It costs money to file a lawsuit against a party who has wronged you, and it also costs money to defend yourself when another party brings a lawsuit against you. Imagine taking on those costs only to lose the case in the end — and then imagine having to also pay for the winner’s attorney’s fees.
The general rule in the United States, known as the American Rule, is that each party only pays their own attorney’s fees, regardless of who wins. This is unlike some other countries, such as England, where courts often require the losing party to pay the other side’s attorney’s fees. One leading policy behind the American Rule is to ensure that potential plaintiffs aren’t discouraged from bringing meritorious lawsuits out of fear that, if they lose, they will have to incur even more costs by having to pay the other side’s lawyer.
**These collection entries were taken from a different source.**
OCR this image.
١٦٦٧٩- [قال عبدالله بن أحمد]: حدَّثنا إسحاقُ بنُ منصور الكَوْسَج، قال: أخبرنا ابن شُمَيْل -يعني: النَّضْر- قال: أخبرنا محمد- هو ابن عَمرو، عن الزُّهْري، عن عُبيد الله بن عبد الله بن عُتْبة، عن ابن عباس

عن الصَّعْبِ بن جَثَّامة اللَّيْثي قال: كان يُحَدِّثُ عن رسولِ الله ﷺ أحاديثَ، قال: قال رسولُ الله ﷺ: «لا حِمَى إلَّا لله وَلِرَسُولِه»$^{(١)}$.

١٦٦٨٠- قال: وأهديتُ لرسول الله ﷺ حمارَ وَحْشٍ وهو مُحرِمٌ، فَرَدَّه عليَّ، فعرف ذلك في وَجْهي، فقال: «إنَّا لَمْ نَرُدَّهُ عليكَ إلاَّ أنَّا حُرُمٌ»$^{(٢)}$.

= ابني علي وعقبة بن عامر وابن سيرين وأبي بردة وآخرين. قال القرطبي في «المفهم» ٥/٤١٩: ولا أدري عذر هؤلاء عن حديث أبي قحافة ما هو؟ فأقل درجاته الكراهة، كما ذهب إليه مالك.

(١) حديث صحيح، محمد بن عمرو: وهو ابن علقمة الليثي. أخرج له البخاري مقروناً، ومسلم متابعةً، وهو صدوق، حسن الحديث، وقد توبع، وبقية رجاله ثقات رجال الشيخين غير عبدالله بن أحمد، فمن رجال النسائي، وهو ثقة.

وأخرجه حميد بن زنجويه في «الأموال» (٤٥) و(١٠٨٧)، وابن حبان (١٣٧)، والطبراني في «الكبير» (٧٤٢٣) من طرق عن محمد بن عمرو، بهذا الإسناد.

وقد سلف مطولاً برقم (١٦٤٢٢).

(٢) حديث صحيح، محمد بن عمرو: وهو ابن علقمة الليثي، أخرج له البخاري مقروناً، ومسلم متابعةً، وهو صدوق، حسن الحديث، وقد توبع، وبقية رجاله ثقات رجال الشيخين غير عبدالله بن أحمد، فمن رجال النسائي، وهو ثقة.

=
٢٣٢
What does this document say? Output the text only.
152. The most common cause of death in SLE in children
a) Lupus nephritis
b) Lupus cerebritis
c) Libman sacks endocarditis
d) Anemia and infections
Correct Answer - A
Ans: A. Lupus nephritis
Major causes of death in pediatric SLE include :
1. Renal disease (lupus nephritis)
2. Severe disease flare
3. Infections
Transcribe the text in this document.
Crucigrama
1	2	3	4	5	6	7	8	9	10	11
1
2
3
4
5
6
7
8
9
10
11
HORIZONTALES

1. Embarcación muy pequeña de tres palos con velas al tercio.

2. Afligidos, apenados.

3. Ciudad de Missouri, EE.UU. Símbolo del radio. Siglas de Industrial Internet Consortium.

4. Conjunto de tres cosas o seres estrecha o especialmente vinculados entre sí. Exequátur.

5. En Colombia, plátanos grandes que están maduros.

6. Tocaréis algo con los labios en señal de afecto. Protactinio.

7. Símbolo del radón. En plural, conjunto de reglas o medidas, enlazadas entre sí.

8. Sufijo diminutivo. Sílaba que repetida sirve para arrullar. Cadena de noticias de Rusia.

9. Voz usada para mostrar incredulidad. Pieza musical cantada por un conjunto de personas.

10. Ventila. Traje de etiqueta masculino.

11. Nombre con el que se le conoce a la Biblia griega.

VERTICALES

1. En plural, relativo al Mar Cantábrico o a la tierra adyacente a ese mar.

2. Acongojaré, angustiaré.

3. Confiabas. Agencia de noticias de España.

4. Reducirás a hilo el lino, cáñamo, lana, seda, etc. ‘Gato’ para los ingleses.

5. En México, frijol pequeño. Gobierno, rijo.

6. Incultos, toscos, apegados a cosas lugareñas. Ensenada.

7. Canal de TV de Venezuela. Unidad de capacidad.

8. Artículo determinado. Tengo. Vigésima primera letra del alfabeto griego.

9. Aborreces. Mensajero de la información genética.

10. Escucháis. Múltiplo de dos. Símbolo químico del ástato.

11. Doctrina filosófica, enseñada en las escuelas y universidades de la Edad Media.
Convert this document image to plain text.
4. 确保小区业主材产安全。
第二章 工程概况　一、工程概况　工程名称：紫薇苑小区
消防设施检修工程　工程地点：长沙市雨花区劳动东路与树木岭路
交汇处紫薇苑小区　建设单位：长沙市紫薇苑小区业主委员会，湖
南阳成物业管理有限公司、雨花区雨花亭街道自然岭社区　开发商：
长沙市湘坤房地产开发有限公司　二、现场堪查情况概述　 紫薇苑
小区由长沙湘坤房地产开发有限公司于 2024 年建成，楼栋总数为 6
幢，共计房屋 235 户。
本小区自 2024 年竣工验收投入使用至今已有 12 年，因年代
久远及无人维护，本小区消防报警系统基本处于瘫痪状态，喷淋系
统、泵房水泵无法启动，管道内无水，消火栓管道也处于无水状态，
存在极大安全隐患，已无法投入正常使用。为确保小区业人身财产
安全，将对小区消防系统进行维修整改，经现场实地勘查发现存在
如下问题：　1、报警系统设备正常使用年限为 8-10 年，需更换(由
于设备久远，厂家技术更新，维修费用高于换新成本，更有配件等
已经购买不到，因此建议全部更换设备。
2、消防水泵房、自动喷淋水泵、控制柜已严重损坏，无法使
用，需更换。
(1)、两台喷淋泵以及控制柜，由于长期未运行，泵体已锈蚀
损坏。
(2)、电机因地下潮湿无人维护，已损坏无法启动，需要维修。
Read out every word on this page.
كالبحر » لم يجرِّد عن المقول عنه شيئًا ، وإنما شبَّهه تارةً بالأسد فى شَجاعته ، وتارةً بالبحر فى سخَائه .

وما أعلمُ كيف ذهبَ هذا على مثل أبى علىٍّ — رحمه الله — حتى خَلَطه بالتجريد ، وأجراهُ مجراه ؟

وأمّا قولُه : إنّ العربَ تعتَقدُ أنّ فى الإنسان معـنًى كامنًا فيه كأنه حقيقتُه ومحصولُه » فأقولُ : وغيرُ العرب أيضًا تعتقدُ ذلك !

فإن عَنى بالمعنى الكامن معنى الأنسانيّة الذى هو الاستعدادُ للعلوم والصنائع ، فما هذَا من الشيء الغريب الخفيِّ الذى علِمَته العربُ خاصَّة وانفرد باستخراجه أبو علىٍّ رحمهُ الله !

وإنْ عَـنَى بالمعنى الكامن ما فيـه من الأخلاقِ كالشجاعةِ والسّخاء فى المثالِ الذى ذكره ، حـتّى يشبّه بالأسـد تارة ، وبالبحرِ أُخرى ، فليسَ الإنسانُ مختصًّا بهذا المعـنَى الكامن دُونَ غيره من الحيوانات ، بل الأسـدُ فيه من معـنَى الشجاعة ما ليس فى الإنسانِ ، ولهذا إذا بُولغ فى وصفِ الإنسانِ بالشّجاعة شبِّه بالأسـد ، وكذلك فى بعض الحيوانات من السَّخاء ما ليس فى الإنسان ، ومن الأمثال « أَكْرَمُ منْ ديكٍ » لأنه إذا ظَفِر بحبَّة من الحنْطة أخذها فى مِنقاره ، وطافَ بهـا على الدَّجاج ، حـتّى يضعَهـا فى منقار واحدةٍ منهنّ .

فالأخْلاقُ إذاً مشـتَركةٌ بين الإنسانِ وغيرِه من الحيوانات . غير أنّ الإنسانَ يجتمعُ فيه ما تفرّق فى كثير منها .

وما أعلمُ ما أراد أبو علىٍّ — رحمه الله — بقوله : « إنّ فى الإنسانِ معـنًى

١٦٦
There are exceptions to the American Rule, however. One common exception is where there is a statutory provision requiring the losing side to pay attorney’s fees to the winning party, as illustrated in a recent case in Baton Rouge.
In Heck v. Triche, the district court found (and the appellate court affirmed) that the defendant, Wayne Triche, was liable under state law — not federal law — for securities fraud. After this finding, however, the plaintiffs requested an award of attorney’s fees pursuant to Louisiana laws (La. Rev. Stat. Ann. § 51.712 & 51.714; Local Rule 54.2). The plaintiffs eventually submitted the documents needed for the district court to determine the reasonable amount of attorney’s fees. The district awarded attorney’s fees pursuant to a federal statute, 15 USC § 78r, in the amount of $121,800.